Why we love this recipe
We love this blood orange mimosa recipe for several reasons.
- First and foremost, the vibrant color of the blood orange juice adds a beautiful touch to the classic mimosa, making it visually appealing and perfect for special occasions or brunch gatherings.
- The combination of tart blood orange juice and sparkling champagne creates a refreshing and slightly bittersweet flavor profile that is a delightful twist on the traditional mimosa.
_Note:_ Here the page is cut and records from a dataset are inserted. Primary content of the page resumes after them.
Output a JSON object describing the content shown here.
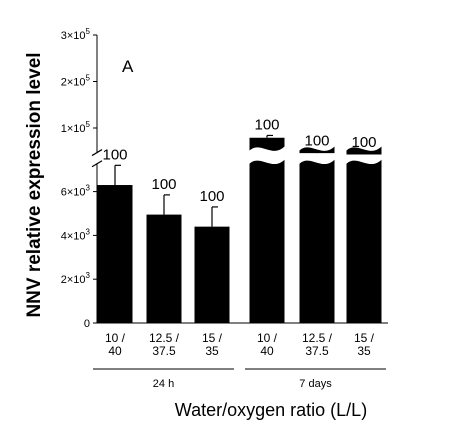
{
  "chart_data": {
    "type": "bar",
    "panel_label": "A",
    "ylabel": "NNV relative expression level",
    "xlabel": "Water/oxygen ratio (L/L)",
    "categories": [
      {
        "line1": "10 /",
        "line2": "40"
      },
      {
        "line1": "12.5 /",
        "line2": "37.5"
      },
      {
        "line1": "15 /",
        "line2": "35"
      },
      {
        "line1": "10 /",
        "line2": "40"
      },
      {
        "line1": "12.5 /",
        "line2": "37.5"
      },
      {
        "line1": "15 /",
        "line2": "35"
      }
    ],
    "groups": [
      {
        "label": "24 h",
        "indices": [
          0,
          1,
          2
        ]
      },
      {
        "label": "7 days",
        "indices": [
          3,
          4,
          5
        ]
      }
    ],
    "values": [
      6300,
      4950,
      4400,
      79000,
      46000,
      43000
    ],
    "errors": [
      900,
      900,
      900,
      5000,
      3000,
      3000
    ],
    "data_labels": [
      "100",
      "100",
      "100",
      "100",
      "100",
      "100"
    ],
    "y_axis": {
      "broken": true,
      "lower_range": [
        0,
        7500
      ],
      "lower_ticks": [
        {
          "value": 0,
          "mantissa": "0",
          "exp": ""
        },
        {
          "value": 2000,
          "mantissa": "2×10",
          "exp": "3"
        },
        {
          "value": 4000,
          "mantissa": "4×10",
          "exp": "3"
        },
        {
          "value": 6000,
          "mantissa": "6×10",
          "exp": "3"
        }
      ],
      "upper_range": [
        30000,
        300000
      ],
      "upper_ticks": [
        {
          "value": 100000,
          "mantissa": "1×10",
          "exp": "5"
        },
        {
          "value": 200000,
          "mantissa": "2×10",
          "exp": "5"
        },
        {
          "value": 300000,
          "mantissa": "3×10",
          "exp": "5"
        }
      ]
    },
    "colors": {
      "bar": "#000000",
      "axis": "#000000"
    }
  }
}
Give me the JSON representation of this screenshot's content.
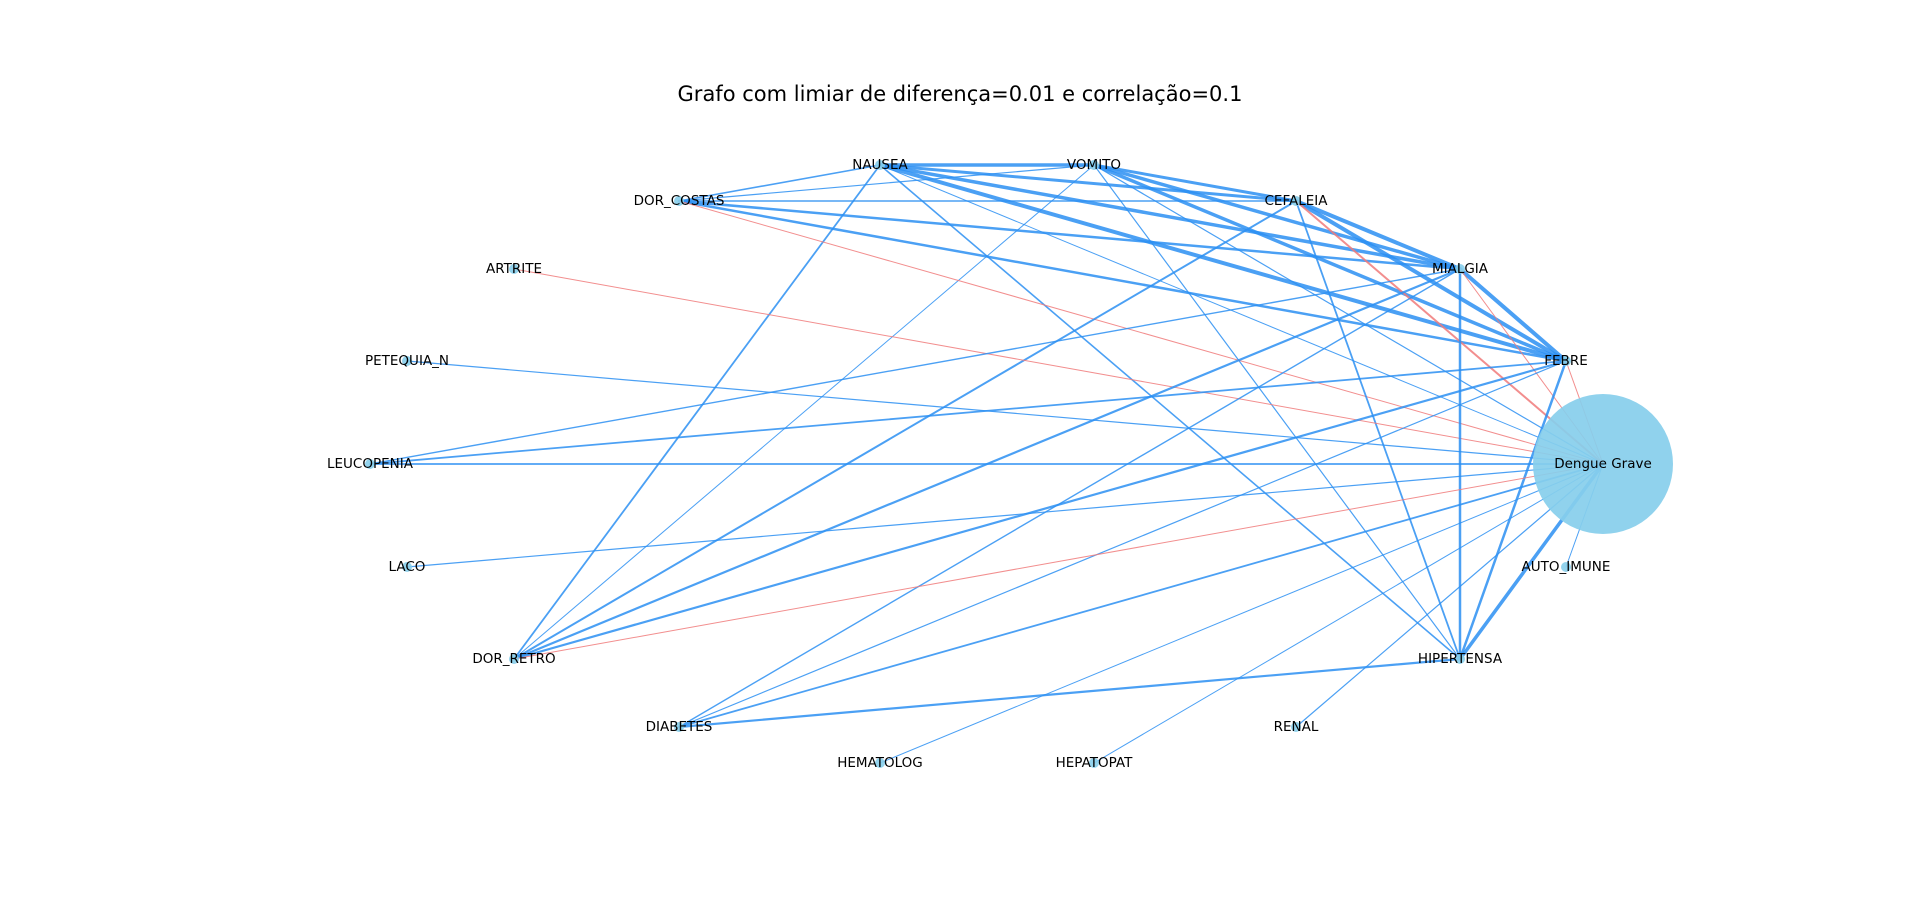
{
  "title": "Grafo com limiar de diferença=0.01 e correlação=0.1",
  "colors": {
    "positive_edge": "#2b8ff2",
    "negative_edge": "#f07a7a",
    "node": "#87ceeb"
  },
  "graph": {
    "center_node": "Dengue Grave",
    "nodes": [
      {
        "id": "NAUSEA",
        "label": "NAUSEA"
      },
      {
        "id": "VOMITO",
        "label": "VOMITO"
      },
      {
        "id": "DOR_COSTAS",
        "label": "DOR_COSTAS"
      },
      {
        "id": "CEFALEIA",
        "label": "CEFALEIA"
      },
      {
        "id": "ARTRITE",
        "label": "ARTRITE"
      },
      {
        "id": "MIALGIA",
        "label": "MIALGIA"
      },
      {
        "id": "PETEQUIA_N",
        "label": "PETEQUIA_N"
      },
      {
        "id": "FEBRE",
        "label": "FEBRE"
      },
      {
        "id": "LEUCOPENIA",
        "label": "LEUCOPENIA"
      },
      {
        "id": "Dengue Grave",
        "label": "Dengue Grave"
      },
      {
        "id": "LACO",
        "label": "LACO"
      },
      {
        "id": "AUTO_IMUNE",
        "label": "AUTO_IMUNE"
      },
      {
        "id": "DOR_RETRO",
        "label": "DOR_RETRO"
      },
      {
        "id": "HIPERTENSA",
        "label": "HIPERTENSA"
      },
      {
        "id": "DIABETES",
        "label": "DIABETES"
      },
      {
        "id": "RENAL",
        "label": "RENAL"
      },
      {
        "id": "HEMATOLOG",
        "label": "HEMATOLOG"
      },
      {
        "id": "HEPATOPAT",
        "label": "HEPATOPAT"
      }
    ],
    "edges": [
      {
        "source": "NAUSEA",
        "target": "VOMITO",
        "sign": "positive",
        "weight": 3.5
      },
      {
        "source": "NAUSEA",
        "target": "DOR_COSTAS",
        "sign": "positive",
        "weight": 1.6
      },
      {
        "source": "NAUSEA",
        "target": "CEFALEIA",
        "sign": "positive",
        "weight": 3
      },
      {
        "source": "NAUSEA",
        "target": "MIALGIA",
        "sign": "positive",
        "weight": 3.5
      },
      {
        "source": "NAUSEA",
        "target": "FEBRE",
        "sign": "positive",
        "weight": 4
      },
      {
        "source": "NAUSEA",
        "target": "DOR_RETRO",
        "sign": "positive",
        "weight": 1.8
      },
      {
        "source": "NAUSEA",
        "target": "HIPERTENSA",
        "sign": "positive",
        "weight": 1.6
      },
      {
        "source": "NAUSEA",
        "target": "Dengue Grave",
        "sign": "positive",
        "weight": 1
      },
      {
        "source": "VOMITO",
        "target": "DOR_COSTAS",
        "sign": "positive",
        "weight": 1.2
      },
      {
        "source": "VOMITO",
        "target": "CEFALEIA",
        "sign": "positive",
        "weight": 3
      },
      {
        "source": "VOMITO",
        "target": "MIALGIA",
        "sign": "positive",
        "weight": 3.5
      },
      {
        "source": "VOMITO",
        "target": "FEBRE",
        "sign": "positive",
        "weight": 3.5
      },
      {
        "source": "VOMITO",
        "target": "DOR_RETRO",
        "sign": "positive",
        "weight": 1
      },
      {
        "source": "VOMITO",
        "target": "HIPERTENSA",
        "sign": "positive",
        "weight": 1.2
      },
      {
        "source": "VOMITO",
        "target": "Dengue Grave",
        "sign": "positive",
        "weight": 1.2
      },
      {
        "source": "DOR_COSTAS",
        "target": "CEFALEIA",
        "sign": "positive",
        "weight": 1.6
      },
      {
        "source": "DOR_COSTAS",
        "target": "MIALGIA",
        "sign": "positive",
        "weight": 2.5
      },
      {
        "source": "DOR_COSTAS",
        "target": "FEBRE",
        "sign": "positive",
        "weight": 2.5
      },
      {
        "source": "DOR_COSTAS",
        "target": "Dengue Grave",
        "sign": "negative",
        "weight": 1
      },
      {
        "source": "CEFALEIA",
        "target": "MIALGIA",
        "sign": "positive",
        "weight": 4
      },
      {
        "source": "CEFALEIA",
        "target": "FEBRE",
        "sign": "positive",
        "weight": 4
      },
      {
        "source": "CEFALEIA",
        "target": "DOR_RETRO",
        "sign": "positive",
        "weight": 2
      },
      {
        "source": "CEFALEIA",
        "target": "HIPERTENSA",
        "sign": "positive",
        "weight": 1.8
      },
      {
        "source": "CEFALEIA",
        "target": "Dengue Grave",
        "sign": "negative",
        "weight": 2
      },
      {
        "source": "ARTRITE",
        "target": "Dengue Grave",
        "sign": "negative",
        "weight": 1
      },
      {
        "source": "MIALGIA",
        "target": "FEBRE",
        "sign": "positive",
        "weight": 4
      },
      {
        "source": "MIALGIA",
        "target": "LEUCOPENIA",
        "sign": "positive",
        "weight": 1.4
      },
      {
        "source": "MIALGIA",
        "target": "DOR_RETRO",
        "sign": "positive",
        "weight": 2.2
      },
      {
        "source": "MIALGIA",
        "target": "DIABETES",
        "sign": "positive",
        "weight": 1.4
      },
      {
        "source": "MIALGIA",
        "target": "HIPERTENSA",
        "sign": "positive",
        "weight": 2.5
      },
      {
        "source": "MIALGIA",
        "target": "Dengue Grave",
        "sign": "negative",
        "weight": 1
      },
      {
        "source": "PETEQUIA_N",
        "target": "Dengue Grave",
        "sign": "positive",
        "weight": 1.2
      },
      {
        "source": "FEBRE",
        "target": "LEUCOPENIA",
        "sign": "positive",
        "weight": 1.8
      },
      {
        "source": "FEBRE",
        "target": "DOR_RETRO",
        "sign": "positive",
        "weight": 2.2
      },
      {
        "source": "FEBRE",
        "target": "DIABETES",
        "sign": "positive",
        "weight": 1.2
      },
      {
        "source": "FEBRE",
        "target": "HIPERTENSA",
        "sign": "positive",
        "weight": 2.5
      },
      {
        "source": "FEBRE",
        "target": "Dengue Grave",
        "sign": "negative",
        "weight": 1
      },
      {
        "source": "LEUCOPENIA",
        "target": "Dengue Grave",
        "sign": "positive",
        "weight": 1.8
      },
      {
        "source": "LACO",
        "target": "Dengue Grave",
        "sign": "positive",
        "weight": 1.2
      },
      {
        "source": "AUTO_IMUNE",
        "target": "Dengue Grave",
        "sign": "positive",
        "weight": 1
      },
      {
        "source": "DOR_RETRO",
        "target": "Dengue Grave",
        "sign": "negative",
        "weight": 1
      },
      {
        "source": "HIPERTENSA",
        "target": "DIABETES",
        "sign": "positive",
        "weight": 2.2
      },
      {
        "source": "HIPERTENSA",
        "target": "Dengue Grave",
        "sign": "positive",
        "weight": 3.5
      },
      {
        "source": "DIABETES",
        "target": "Dengue Grave",
        "sign": "positive",
        "weight": 1.8
      },
      {
        "source": "RENAL",
        "target": "Dengue Grave",
        "sign": "positive",
        "weight": 1.2
      },
      {
        "source": "HEMATOLOG",
        "target": "Dengue Grave",
        "sign": "positive",
        "weight": 1
      },
      {
        "source": "HEPATOPAT",
        "target": "Dengue Grave",
        "sign": "positive",
        "weight": 1
      }
    ]
  }
}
- Additionally, the simple ingredients and easy preparation make this recipe accessible to anyone looking to elevate their brunch game without spending a lot of time or effort in the kitchen.
Whether you’re hosting a fancy brunch or simply looking to treat yourself to a special drink, this blood orange mimosa recipe is a guaranteed hit. Its unique flavor and stunning appearance make it a standout choice for anyone looking to impress their guests or simply enjoy a delicious and refreshing beverage.
Blood Orange Mimosa Recipe
Champagne- Whatever champagne, or prosecco, that you love.
Fresh Squeezed Blood Orange Juice- The star of this drink, fresh blood orange juice is best.
Triple Sec- Adds smoothness to this cocktail and a bit of extra sweetness.
Fresh blood orange slices- for garnishing this lovely drink
To prepare this mimosa, start with all of your ingredients chilled.
Step 1: Add the blood orange juice to a champagne flute
Step 2: Add triple sec
Step 3: Fill the remainder of the glass with champagne
Step 4: Garnish with fresh fruit
How to make a Blood Orange Mimosa Pitcher Cocktail
If you’re looking to add some zest to your brunch or celebration, a blood orange mimosa pitcher cocktail is the perfect option. It’s easy to make, here’s what you’ll need-
1 (750 ml) bottle of champagne
1 cup triple sec
2 cups fresh squeezed blood orange juice
How to make a pitcher of mimosas:
Combine all of the ingredients into a large pitcher. This recipe totals 50+ ounces, so be sure to use a large enough pitcher to hold everything. Chill the pitcher until ready to serve, and garnish each individual glass with fresh blood orange slices.
Tips & Variations
- If you’re looking to switch it up even more, consider adding a splash of cranberry juice or a few fresh berries to give your mimosa an even fruitier twist.
- You can also experiment with different types of sparkling wine like prosecco, or different flavored liqueurs to create your own unique variation of flavor.
- Juice the oranges ahead of time, and refrigerate the juice to save time when you are ready to make these.
What if I don’t have blood oranges?
Can’t find blood oranges? You can use a bottled juice that has blood orange flavor, or you can just use regular oranges for a classic orange mimosa.
We hope you make some of these blood orange mimosas for your next brunch cocktail. They are super easy, and a great inexpensive drink when blood oranges are in season (December – April in the US!)
Looking for other cocktails?
Try our fun Blood Orange Margarita if you love the taste of blood oranges.
Our Cranberry Orange Mimosas are a fun twist on the classic mimosa cocktail.
Try our Orange Creamsicle cocktail for a delicious citrus treat.
For a tropical mimosa twist, try our Pineapple Mango mimosas!
- 3 ounces champagne
- 2 ounces fresh squeezed blood orange juice
- 1 ounce triple sec
- Fresh blood orange slices for garnish
- To a champagne flute, add blood orange juice, triple sec, and top with champagne.
- Garnish with a fresh blood orange slice
Amount Per Serving: Calories: 412
Nutrition information isn’t always accurate.